Ученики не потребуют знамений. Тогда рабби Иоси заговорит о периодичности истории, о чередовании эпох величия и упадка, откуда мессианские времена не проистекают ни логически, ни диалектически и куда им предстоит встроиться как бы извне: «Когда врата этого города будут разрушены и построены, и вновь разрушены и вновь построены для следующего разрушения, то строители не закончат еще свою работу, как придет Сын Давидов».
Не замыкается ли Учитель в общих понятиях, чтобы избежать обсуждения проблем? История отделена от своего завершения, политика — от морали. Строгая сцепленность событий не гарантирует счастливого исхода. В нее не вписано знамений. Пусть так. Но откажет ли Учитель в необходимых знамениях тем, кто уклоняется от добрых, но ложных вестей? Откуда возьмет иудей силу для отказа и уверенность в основании собственного бытия в этом мире, пересекаемом энергийными и жизненными потоками, где он — ничто; потоками, изобилующими ключевой водой, поднимающей со дна все канувшие туда первоначала и радостно уносящей строителей государств, режимов и церквей? Чтобы сказать Нет, нужен критерий. Рабби Иоси даст требуемый знак: «Пусть воды Памаисской пещеры превратятся в кровь! И они превратились в кровь» (Санхедрин 98 а).
Памаис — один из трех легендарных источников, оставшихся открытыми к концу Потопа; Памаис — исток Иордана3*. Воды всех целей истории, всех национализмов (даже иудейского национализма), бьющие подобно неудержимым силам природы; воды всех крещений и всех исчезновений, воды всех мессианизмов! Следуя своим путем, люди не могут отвратить взгляда от проливаемой ими невинной крови.

Государство Израиль и религия Израиля56

Идея религиозной привилегированности Израиля в конце концов надоела всем. Одни видят в ней неоправданную гордыню, другие — невыносимую мистификацию, которая во имя некоего возвышенного предназначения лишает нас земных радостей. Быть похожими на все народы земли, с их полицией и кинотеатрами, кафе и прессой — какое достижение! Какое удовлетворение — едва утвердившись на земле, иметь наконец, подобно всем «современным нациям», свою маленькую проблему взаимоотношения между государством и церковью.
Это чувство удовлетворения туриста при виде еврейской униформы и почтовой марки принадлежит, несомненно, к нашим внутренним радостям.
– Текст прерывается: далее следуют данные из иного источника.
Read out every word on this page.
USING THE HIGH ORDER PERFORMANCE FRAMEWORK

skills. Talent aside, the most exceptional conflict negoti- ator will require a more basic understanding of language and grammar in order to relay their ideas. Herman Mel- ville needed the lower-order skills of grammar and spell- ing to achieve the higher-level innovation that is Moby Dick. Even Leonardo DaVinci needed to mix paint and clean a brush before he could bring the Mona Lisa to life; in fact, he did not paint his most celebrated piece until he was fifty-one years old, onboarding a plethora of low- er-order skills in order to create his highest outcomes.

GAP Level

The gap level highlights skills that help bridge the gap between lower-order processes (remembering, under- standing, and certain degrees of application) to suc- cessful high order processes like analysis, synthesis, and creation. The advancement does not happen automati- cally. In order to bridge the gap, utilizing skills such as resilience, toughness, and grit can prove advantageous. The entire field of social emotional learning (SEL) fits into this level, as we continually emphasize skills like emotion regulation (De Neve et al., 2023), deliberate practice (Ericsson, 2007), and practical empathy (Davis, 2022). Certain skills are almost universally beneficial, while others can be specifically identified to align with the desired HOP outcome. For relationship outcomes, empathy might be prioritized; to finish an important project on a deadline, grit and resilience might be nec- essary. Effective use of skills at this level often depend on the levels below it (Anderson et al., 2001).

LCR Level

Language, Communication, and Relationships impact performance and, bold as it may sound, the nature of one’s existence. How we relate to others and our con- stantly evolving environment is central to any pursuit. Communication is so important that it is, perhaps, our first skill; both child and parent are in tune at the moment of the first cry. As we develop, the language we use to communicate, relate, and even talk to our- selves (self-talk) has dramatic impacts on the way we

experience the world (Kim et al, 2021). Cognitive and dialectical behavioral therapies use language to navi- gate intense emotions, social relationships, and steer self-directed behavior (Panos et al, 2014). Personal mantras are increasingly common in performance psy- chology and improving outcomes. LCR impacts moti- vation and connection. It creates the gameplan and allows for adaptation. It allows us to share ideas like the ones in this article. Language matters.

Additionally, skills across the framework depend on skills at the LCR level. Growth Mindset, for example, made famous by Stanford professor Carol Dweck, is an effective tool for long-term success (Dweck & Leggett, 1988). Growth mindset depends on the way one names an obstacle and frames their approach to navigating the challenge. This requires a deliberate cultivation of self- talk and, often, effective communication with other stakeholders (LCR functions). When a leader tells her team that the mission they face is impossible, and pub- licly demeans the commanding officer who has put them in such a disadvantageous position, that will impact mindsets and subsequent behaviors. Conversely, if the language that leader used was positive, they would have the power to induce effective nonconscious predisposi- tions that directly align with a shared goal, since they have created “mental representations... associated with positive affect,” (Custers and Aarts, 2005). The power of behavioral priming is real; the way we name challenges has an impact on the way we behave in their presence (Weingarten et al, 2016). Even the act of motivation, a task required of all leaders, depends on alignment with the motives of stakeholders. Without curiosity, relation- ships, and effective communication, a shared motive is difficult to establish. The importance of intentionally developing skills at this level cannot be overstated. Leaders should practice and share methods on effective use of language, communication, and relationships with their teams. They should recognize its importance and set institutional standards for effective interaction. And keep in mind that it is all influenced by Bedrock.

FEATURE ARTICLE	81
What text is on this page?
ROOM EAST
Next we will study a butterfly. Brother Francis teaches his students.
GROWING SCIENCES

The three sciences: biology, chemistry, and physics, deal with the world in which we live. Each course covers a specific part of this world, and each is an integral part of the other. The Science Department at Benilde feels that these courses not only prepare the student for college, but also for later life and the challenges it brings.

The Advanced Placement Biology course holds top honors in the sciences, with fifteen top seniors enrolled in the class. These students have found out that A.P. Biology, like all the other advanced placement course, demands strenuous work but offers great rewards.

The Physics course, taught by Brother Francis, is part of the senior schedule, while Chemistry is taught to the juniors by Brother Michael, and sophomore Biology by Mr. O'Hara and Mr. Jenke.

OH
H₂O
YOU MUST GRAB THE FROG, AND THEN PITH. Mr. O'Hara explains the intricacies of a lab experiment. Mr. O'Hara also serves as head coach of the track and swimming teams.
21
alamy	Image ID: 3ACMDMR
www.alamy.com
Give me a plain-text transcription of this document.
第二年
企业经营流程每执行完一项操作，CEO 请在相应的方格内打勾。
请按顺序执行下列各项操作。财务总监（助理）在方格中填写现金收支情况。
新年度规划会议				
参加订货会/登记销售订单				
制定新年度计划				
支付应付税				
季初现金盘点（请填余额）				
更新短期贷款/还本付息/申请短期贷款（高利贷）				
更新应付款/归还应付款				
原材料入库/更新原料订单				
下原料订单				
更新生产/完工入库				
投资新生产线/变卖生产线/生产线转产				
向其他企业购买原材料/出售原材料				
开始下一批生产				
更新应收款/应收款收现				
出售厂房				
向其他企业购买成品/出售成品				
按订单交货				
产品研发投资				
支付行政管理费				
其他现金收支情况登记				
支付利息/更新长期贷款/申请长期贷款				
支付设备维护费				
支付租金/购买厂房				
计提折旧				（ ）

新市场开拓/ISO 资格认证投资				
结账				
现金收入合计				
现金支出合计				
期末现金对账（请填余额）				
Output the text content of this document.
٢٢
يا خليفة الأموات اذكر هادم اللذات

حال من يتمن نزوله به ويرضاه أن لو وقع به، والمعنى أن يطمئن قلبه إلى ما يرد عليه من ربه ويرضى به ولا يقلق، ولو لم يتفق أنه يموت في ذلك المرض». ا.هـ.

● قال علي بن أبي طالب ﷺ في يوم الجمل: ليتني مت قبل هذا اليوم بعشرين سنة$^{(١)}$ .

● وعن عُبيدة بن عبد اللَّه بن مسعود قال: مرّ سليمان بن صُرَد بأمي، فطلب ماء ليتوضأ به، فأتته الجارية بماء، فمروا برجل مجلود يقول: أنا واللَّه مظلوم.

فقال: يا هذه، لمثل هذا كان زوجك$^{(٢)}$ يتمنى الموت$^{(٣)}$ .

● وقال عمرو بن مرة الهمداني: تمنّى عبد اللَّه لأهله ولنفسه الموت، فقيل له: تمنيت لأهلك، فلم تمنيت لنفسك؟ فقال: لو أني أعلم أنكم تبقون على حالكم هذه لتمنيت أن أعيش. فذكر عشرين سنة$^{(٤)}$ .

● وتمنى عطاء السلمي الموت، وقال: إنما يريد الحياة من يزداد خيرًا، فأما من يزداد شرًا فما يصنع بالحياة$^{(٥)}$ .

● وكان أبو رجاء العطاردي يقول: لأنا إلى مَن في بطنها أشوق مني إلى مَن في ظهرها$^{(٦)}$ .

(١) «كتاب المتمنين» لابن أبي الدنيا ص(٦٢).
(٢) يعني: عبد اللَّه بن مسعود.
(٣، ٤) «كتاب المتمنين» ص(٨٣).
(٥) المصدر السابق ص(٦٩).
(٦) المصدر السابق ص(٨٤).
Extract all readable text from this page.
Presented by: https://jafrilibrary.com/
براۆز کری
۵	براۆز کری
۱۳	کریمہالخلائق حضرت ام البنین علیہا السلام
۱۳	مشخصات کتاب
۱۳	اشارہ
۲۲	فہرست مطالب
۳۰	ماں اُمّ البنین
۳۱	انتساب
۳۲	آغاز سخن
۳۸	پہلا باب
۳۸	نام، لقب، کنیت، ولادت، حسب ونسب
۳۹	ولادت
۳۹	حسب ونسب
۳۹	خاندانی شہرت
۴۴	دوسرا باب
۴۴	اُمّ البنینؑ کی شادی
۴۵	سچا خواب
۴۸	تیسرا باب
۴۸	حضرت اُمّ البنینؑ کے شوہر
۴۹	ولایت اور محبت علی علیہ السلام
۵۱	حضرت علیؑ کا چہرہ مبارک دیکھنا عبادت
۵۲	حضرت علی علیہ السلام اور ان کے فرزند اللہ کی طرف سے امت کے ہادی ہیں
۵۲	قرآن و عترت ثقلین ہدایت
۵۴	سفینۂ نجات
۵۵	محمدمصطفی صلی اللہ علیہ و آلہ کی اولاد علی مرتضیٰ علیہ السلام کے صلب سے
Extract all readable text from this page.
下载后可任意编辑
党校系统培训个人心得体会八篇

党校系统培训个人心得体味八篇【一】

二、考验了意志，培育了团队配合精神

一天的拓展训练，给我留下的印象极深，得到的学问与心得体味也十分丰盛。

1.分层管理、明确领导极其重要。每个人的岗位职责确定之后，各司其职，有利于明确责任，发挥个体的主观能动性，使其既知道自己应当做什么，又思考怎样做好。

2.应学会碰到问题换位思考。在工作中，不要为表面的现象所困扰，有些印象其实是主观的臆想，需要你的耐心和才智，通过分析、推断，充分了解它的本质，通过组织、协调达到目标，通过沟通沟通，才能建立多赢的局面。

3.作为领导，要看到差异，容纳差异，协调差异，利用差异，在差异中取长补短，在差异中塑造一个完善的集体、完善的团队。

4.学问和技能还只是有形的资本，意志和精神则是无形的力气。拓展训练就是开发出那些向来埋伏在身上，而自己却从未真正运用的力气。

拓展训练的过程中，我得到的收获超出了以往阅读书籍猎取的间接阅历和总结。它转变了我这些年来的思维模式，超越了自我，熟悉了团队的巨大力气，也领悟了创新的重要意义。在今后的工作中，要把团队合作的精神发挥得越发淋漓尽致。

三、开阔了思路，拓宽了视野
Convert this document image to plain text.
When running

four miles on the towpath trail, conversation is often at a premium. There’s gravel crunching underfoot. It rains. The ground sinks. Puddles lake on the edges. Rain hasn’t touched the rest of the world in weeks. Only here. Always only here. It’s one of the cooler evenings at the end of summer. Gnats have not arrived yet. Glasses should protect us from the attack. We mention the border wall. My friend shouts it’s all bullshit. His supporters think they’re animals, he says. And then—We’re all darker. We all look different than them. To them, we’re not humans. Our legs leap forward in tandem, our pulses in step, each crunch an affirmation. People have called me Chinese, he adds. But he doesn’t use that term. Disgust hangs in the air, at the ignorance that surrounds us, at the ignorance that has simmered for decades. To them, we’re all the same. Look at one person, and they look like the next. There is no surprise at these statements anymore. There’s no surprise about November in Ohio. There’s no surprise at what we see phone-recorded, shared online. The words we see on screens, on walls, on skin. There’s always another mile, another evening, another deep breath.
Устоять перед ним трудно. Оно навязывается силой контраста, порождаясь самим присутствием отвергаемого прошлого в настоящем. Оно выявляет одержимость традиционным иудейским идеалом и в то же время всё то, что есть лживого в его завершенности, ставшей буквальной. Оно свидетельствует также о том престиже, каким пользуется в глазах современных людей — пусть даже евреев — всё, что несет на себе штемпель государства.
Вольно некоторым обличать это идолопоклонство! Говорить так — значит не понимать природу современного государства. Государство не есть идол именно потому, что оно обеспечивает человеку возможность полного самоосознания. Человеческая воля, эта смешная воля — она хотела бы, да не может волить универсум, который сама отталкивает. Суверенность государства заключает в себе универсум. В суверенном государстве гражданин наконец-то может волить. Он действует абсолютно. Досуг, безопасность, демократия знаменуют обладание ситуацией, начало свободного бытия.
Вот почему современный человек — в его достоинстве гражданина и, еще более, гражданина на службе государства — признаёт его духовную природу. В судьбе западных народов государство представляет их человеческое усовершение. Совпадение политики и духовности знаменует зрелость человека, ибо духовная жизнь, как и жизнь общественная, очищается от полумрака всего сентиментального, фрагментарного, частного, чем еще питаются религии. Возвышение к духовному больше не равнозначно одержимости Священным. Духовная жизнь без священного! Только грубое аналитическое мышление могло притязать на то, что люди, забыв Бога, найдут себе другого бога. Упадок религий, конституированных в виде церквей, неоспорим. Он объясняется не злодейством людей, а возникновением государств. В сравнении с универсальностью политического порядка порядок религиозный неизбежно принимает оттенок беспорядочности и клерикализма. Современный, гуманистический человек есть человек-в-государстве; он является, поверх всякой вульгарной мелочности, подлинным антагонистом религии, даже в самом государстве Израиль.
***
Но достаточно ли восстановления государства Израиль для политической жизни? И способна ли эта жизнь, пусть даже она будет жизнью духа, вместить в себя иудаизм? Бедное государство, какое противоречие! Заёмная, словно свет спутников, сможет ли его суверенность возвысить души людей до полного владения собой? Очевидно, что Израиль утверждает себя иначе.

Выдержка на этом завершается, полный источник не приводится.